I was wondering what y'alls opinions on this is.
When I did martial arts, I spent a lot of time looking into occult type beliefs such as yogic practices and Buddhist ideas of spirituality and human energy. A lot of it really made sense to me and I liked the idea of it all, but I eventually came to realize that the core of it was false. I left it all behind because I saw how Buddhism and martial arts really screwed up people's souls and I knew in my heart that Christianity was the way. I was always a pretty solid Christian, but there were some things that happened in those meditation sessions I can't describe or justify with Christianity.
Like, a few times we did this thing where we meditated for 30 minutes, and then would stand in a huge circle with one person blindfolded in the middle. Then we'd turn the music on extremely loud so you couldn't hear anything else, and one person would slowly walk toward the person in the middle to touch their shoulder, and the person in the middle would have to try to feel where they were coming from.
We even narrowed it down to one person in circle just focusing on the person in the middle, and the person in the middle trying to feel where it's coming from and pointing.
most of the time if worked. Some people were better at it than others, but some people were on top of it 100% of the time. I was usually 100%, and I don't know why, I could just feel it.
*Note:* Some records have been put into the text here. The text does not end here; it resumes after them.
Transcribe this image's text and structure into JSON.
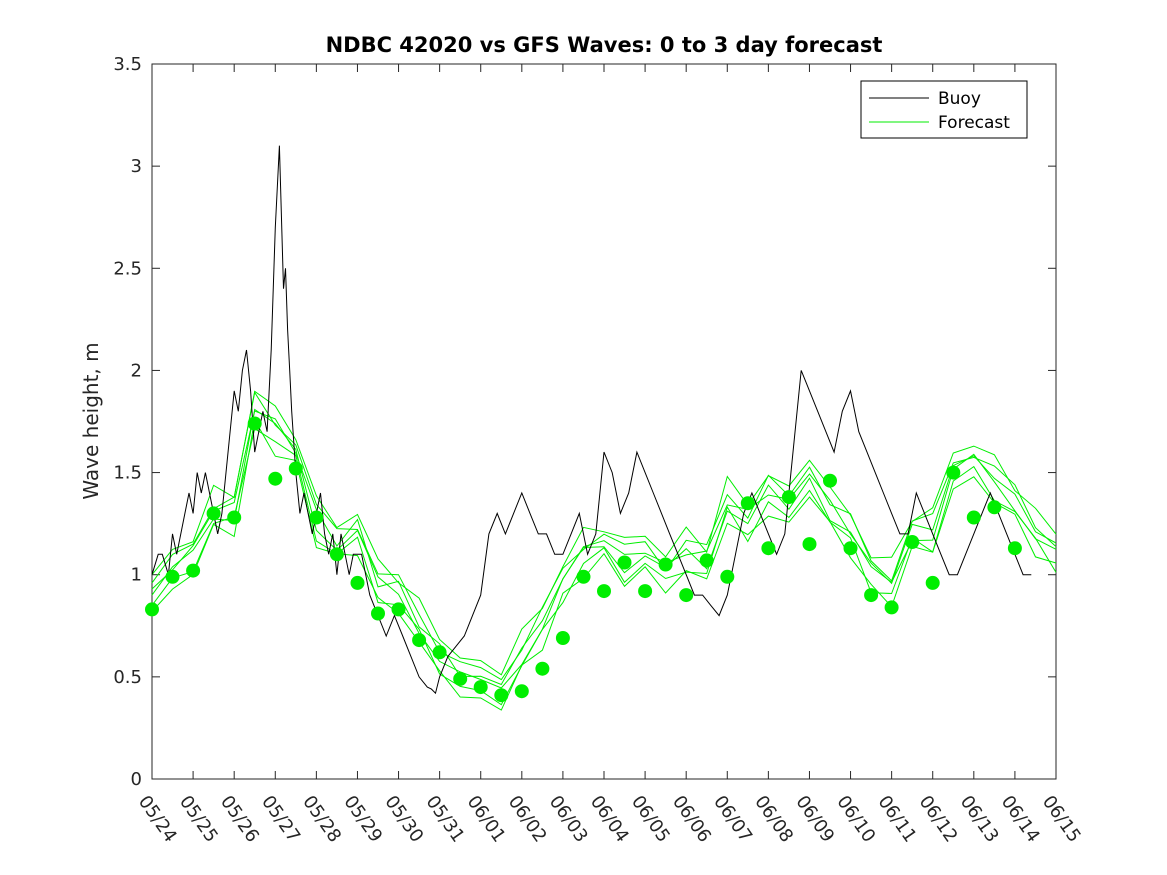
{
  "chart_data": {
    "type": "line",
    "title": "NDBC 42020 vs GFS Waves: 0 to 3 day forecast",
    "xlabel": "",
    "ylabel": "Wave height, m",
    "x_unit": "date (month/day)",
    "xlim": [
      "05/24",
      "06/15"
    ],
    "ylim": [
      0,
      3.5
    ],
    "yticks": [
      "0",
      "0.5",
      "1",
      "1.5",
      "2",
      "2.5",
      "3",
      "3.5"
    ],
    "xticks": [
      "05/24",
      "05/25",
      "05/26",
      "05/27",
      "05/28",
      "05/29",
      "05/30",
      "05/31",
      "06/01",
      "06/02",
      "06/03",
      "06/04",
      "06/05",
      "06/06",
      "06/07",
      "06/08",
      "06/09",
      "06/10",
      "06/11",
      "06/12",
      "06/13",
      "06/14",
      "06/15"
    ],
    "grid": false,
    "legend_position": "top-right",
    "colors": {
      "buoy": "#000000",
      "forecast": "#00ee00",
      "analysis": "#00ee00"
    },
    "series": [
      {
        "name": "Buoy",
        "style": "line",
        "x_days_from_0524": [
          0.0,
          0.15,
          0.25,
          0.4,
          0.5,
          0.6,
          0.7,
          0.8,
          0.9,
          1.0,
          1.1,
          1.2,
          1.3,
          1.4,
          1.5,
          1.6,
          1.7,
          1.8,
          1.9,
          2.0,
          2.1,
          2.2,
          2.3,
          2.4,
          2.5,
          2.6,
          2.7,
          2.8,
          2.9,
          3.0,
          3.1,
          3.2,
          3.25,
          3.3,
          3.35,
          3.4,
          3.5,
          3.6,
          3.7,
          3.8,
          3.9,
          4.0,
          4.1,
          4.2,
          4.3,
          4.4,
          4.5,
          4.6,
          4.7,
          4.8,
          4.9,
          5.0,
          5.1,
          5.2,
          5.3,
          5.5,
          5.7,
          5.9,
          6.1,
          6.3,
          6.5,
          6.7,
          6.8,
          6.9,
          7.0,
          7.2,
          7.4,
          7.6,
          7.8,
          8.0,
          8.2,
          8.4,
          8.6,
          8.8,
          9.0,
          9.2,
          9.4,
          9.6,
          9.8,
          10.0,
          10.2,
          10.4,
          10.6,
          10.8,
          11.0,
          11.2,
          11.4,
          11.6,
          11.8,
          12.0,
          12.2,
          12.4,
          12.6,
          12.8,
          13.0,
          13.2,
          13.4,
          13.6,
          13.8,
          14.0,
          14.2,
          14.4,
          14.6,
          14.8,
          15.0,
          15.2,
          15.4,
          15.6,
          15.8,
          16.0,
          16.2,
          16.4,
          16.6,
          16.8,
          17.0,
          17.2,
          17.4,
          17.6,
          17.8,
          18.0,
          18.2,
          18.4,
          18.6,
          18.8,
          19.0,
          19.2,
          19.4,
          19.6,
          19.8,
          20.0,
          20.2,
          20.4,
          20.6,
          20.8,
          21.0,
          21.2,
          21.4
        ],
        "values": [
          1.0,
          1.1,
          1.1,
          1.0,
          1.2,
          1.1,
          1.2,
          1.3,
          1.4,
          1.3,
          1.5,
          1.4,
          1.5,
          1.4,
          1.3,
          1.2,
          1.3,
          1.5,
          1.7,
          1.9,
          1.8,
          2.0,
          2.1,
          1.9,
          1.6,
          1.7,
          1.8,
          1.7,
          2.1,
          2.7,
          3.1,
          2.4,
          2.5,
          2.2,
          2.0,
          1.8,
          1.5,
          1.3,
          1.4,
          1.3,
          1.2,
          1.3,
          1.4,
          1.2,
          1.1,
          1.2,
          1.0,
          1.2,
          1.1,
          1.0,
          1.1,
          1.1,
          1.1,
          1.0,
          0.9,
          0.8,
          0.7,
          0.8,
          0.7,
          0.6,
          0.5,
          0.45,
          0.44,
          0.42,
          0.5,
          0.6,
          0.65,
          0.7,
          0.8,
          0.9,
          1.2,
          1.3,
          1.2,
          1.3,
          1.4,
          1.3,
          1.2,
          1.2,
          1.1,
          1.1,
          1.2,
          1.3,
          1.1,
          1.2,
          1.6,
          1.5,
          1.3,
          1.4,
          1.6,
          1.5,
          1.4,
          1.3,
          1.2,
          1.1,
          1.0,
          0.9,
          0.9,
          0.85,
          0.8,
          0.9,
          1.1,
          1.3,
          1.4,
          1.3,
          1.2,
          1.1,
          1.2,
          1.6,
          2.0,
          1.9,
          1.8,
          1.7,
          1.6,
          1.8,
          1.9,
          1.7,
          1.6,
          1.5,
          1.4,
          1.3,
          1.2,
          1.2,
          1.4,
          1.3,
          1.2,
          1.1,
          1.0,
          1.0,
          1.1,
          1.2,
          1.3,
          1.4,
          1.3,
          1.2,
          1.1,
          1.0,
          1.0
        ]
      },
      {
        "name": "Forecast",
        "style": "line",
        "x_days_from_0524": [
          0.0,
          0.5,
          1.0,
          1.5,
          2.0,
          2.5,
          3.0,
          3.5,
          4.0,
          4.5,
          5.0,
          5.5,
          6.0,
          6.5,
          7.0,
          7.5,
          8.0,
          8.5,
          9.0,
          9.5,
          10.0,
          10.5,
          11.0,
          11.5,
          12.0,
          12.5,
          13.0,
          13.5,
          14.0,
          14.5,
          15.0,
          15.5,
          16.0,
          16.5,
          17.0,
          17.5,
          18.0,
          18.5,
          19.0,
          19.5,
          20.0,
          20.5,
          21.0,
          21.5,
          22.0
        ],
        "values": [
          0.9,
          1.0,
          1.1,
          1.3,
          1.3,
          1.8,
          1.7,
          1.6,
          1.25,
          1.15,
          1.2,
          0.95,
          0.9,
          0.75,
          0.6,
          0.5,
          0.45,
          0.45,
          0.6,
          0.75,
          0.95,
          1.1,
          1.15,
          1.05,
          1.1,
          1.0,
          1.1,
          1.05,
          1.35,
          1.25,
          1.4,
          1.3,
          1.5,
          1.3,
          1.2,
          1.0,
          0.95,
          1.2,
          1.2,
          1.5,
          1.55,
          1.45,
          1.35,
          1.2,
          1.1
        ]
      },
      {
        "name": "",
        "style": "markers",
        "x_days_from_0524": [
          0.0,
          0.5,
          1.0,
          1.5,
          2.0,
          2.5,
          3.0,
          3.5,
          4.0,
          4.5,
          5.0,
          5.5,
          6.0,
          6.5,
          7.0,
          7.5,
          8.0,
          8.5,
          9.0,
          9.5,
          10.0,
          10.5,
          11.0,
          11.5,
          12.0,
          12.5,
          13.0,
          13.5,
          14.0,
          14.5,
          15.0,
          15.5,
          16.0,
          16.5,
          17.0,
          17.5,
          18.0,
          18.5,
          19.0,
          19.5,
          20.0,
          20.5,
          21.0
        ],
        "values": [
          0.83,
          0.99,
          1.02,
          1.3,
          1.28,
          1.74,
          1.47,
          1.52,
          1.28,
          1.1,
          0.96,
          0.81,
          0.83,
          0.68,
          0.62,
          0.49,
          0.45,
          0.41,
          0.43,
          0.54,
          0.69,
          0.99,
          0.92,
          1.06,
          0.92,
          1.05,
          0.9,
          1.07,
          0.99,
          1.35,
          1.13,
          1.38,
          1.15,
          1.46,
          1.13,
          0.9,
          0.84,
          1.16,
          0.96,
          1.5,
          1.28,
          1.33,
          1.13
        ]
      }
    ]
  }
}
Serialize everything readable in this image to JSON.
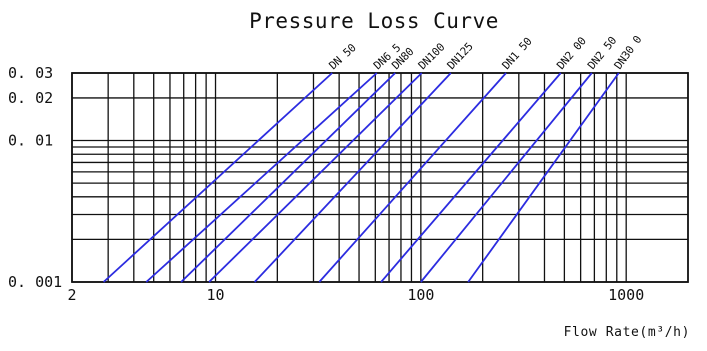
{
  "chart_data": {
    "type": "line",
    "title": "Pressure Loss Curve",
    "xlabel": "Flow Rate(m³/h)",
    "ylabel": "",
    "xscale": "log",
    "yscale": "log",
    "xlim": [
      2,
      2000
    ],
    "ylim": [
      0.001,
      0.03
    ],
    "grid": true,
    "x_grid_values": [
      2,
      3,
      4,
      5,
      6,
      7,
      8,
      9,
      10,
      20,
      30,
      40,
      50,
      60,
      70,
      80,
      90,
      100,
      200,
      300,
      400,
      500,
      600,
      700,
      800,
      900,
      1000
    ],
    "y_grid_values": [
      0.001,
      0.002,
      0.003,
      0.004,
      0.005,
      0.006,
      0.007,
      0.008,
      0.009,
      0.01,
      0.02,
      0.03
    ],
    "x_tick_labels": [
      {
        "value": 2,
        "label": "2"
      },
      {
        "value": 10,
        "label": "10"
      },
      {
        "value": 100,
        "label": "100"
      },
      {
        "value": 1000,
        "label": "1000"
      }
    ],
    "y_tick_labels": [
      {
        "value": 0.03,
        "label": "0. 03"
      },
      {
        "value": 0.02,
        "label": "0. 02"
      },
      {
        "value": 0.01,
        "label": "0. 01"
      },
      {
        "value": 0.001,
        "label": "0. 001"
      }
    ],
    "line_color": "#2c2ce0",
    "grid_color": "#111111",
    "series": [
      {
        "name": "DN50",
        "label": "DN 50",
        "x": [
          2.85,
          37
        ],
        "y": [
          0.001,
          0.03
        ]
      },
      {
        "name": "DN65",
        "label": "DN6 5",
        "x": [
          4.6,
          61
        ],
        "y": [
          0.001,
          0.03
        ]
      },
      {
        "name": "DN80",
        "label": "DN80",
        "x": [
          6.8,
          75
        ],
        "y": [
          0.001,
          0.03
        ]
      },
      {
        "name": "DN100",
        "label": "DN100",
        "x": [
          9.3,
          101
        ],
        "y": [
          0.001,
          0.03
        ]
      },
      {
        "name": "DN125",
        "label": "DN125",
        "x": [
          15.5,
          140
        ],
        "y": [
          0.001,
          0.03
        ]
      },
      {
        "name": "DN150",
        "label": "DN1 50",
        "x": [
          32,
          260
        ],
        "y": [
          0.001,
          0.03
        ]
      },
      {
        "name": "DN200",
        "label": "DN2 00",
        "x": [
          64,
          480
        ],
        "y": [
          0.001,
          0.03
        ]
      },
      {
        "name": "DN250",
        "label": "DN2 50",
        "x": [
          100,
          680
        ],
        "y": [
          0.001,
          0.03
        ]
      },
      {
        "name": "DN300",
        "label": "DN30 0",
        "x": [
          170,
          920
        ],
        "y": [
          0.001,
          0.03
        ]
      }
    ]
  }
}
Even to this day, my best friend, who is also a devout Christian, and I have this weird connection. She lives in another state but about 60% of the time when we call each other, the other one of us is either thinking about or dialing the other's number. When the other is having a bad day or something happens, we can just tell.
It kind of scares me to think about sometimes, because it's this idea of some unseen psychic energy sensing voodoo, and I felt it. I have no reason to lie about that, but I wonder if I have reason to not talk about it or try to cover it up. I love God with all my heart, but I don't know what that was.
a few months ago, I was at a party where a guy read my aura and said it was pink. I was like "whatevs, that stuff is dumb" because I don't believe in that stuff. But then this past week I was at home with my dad in his office, and his boss brought in a Hindu holy man he was good friends with who read my aura. He also said it was pink, no one else there got pink, just me. He also described me as being particularly sensitive to the universe to the God(s), and when I looked up the meaning of a pink aura, I felt like it really fit me.
What are y'alls thoughts on this weird unexplained happenings?
could there be something not addressed in the bible about our spirituality that can be true?
Just because it's not addressed, doesn't mean it can't exist, but is this false teaching or just "slightly off" teaching about something that can be true?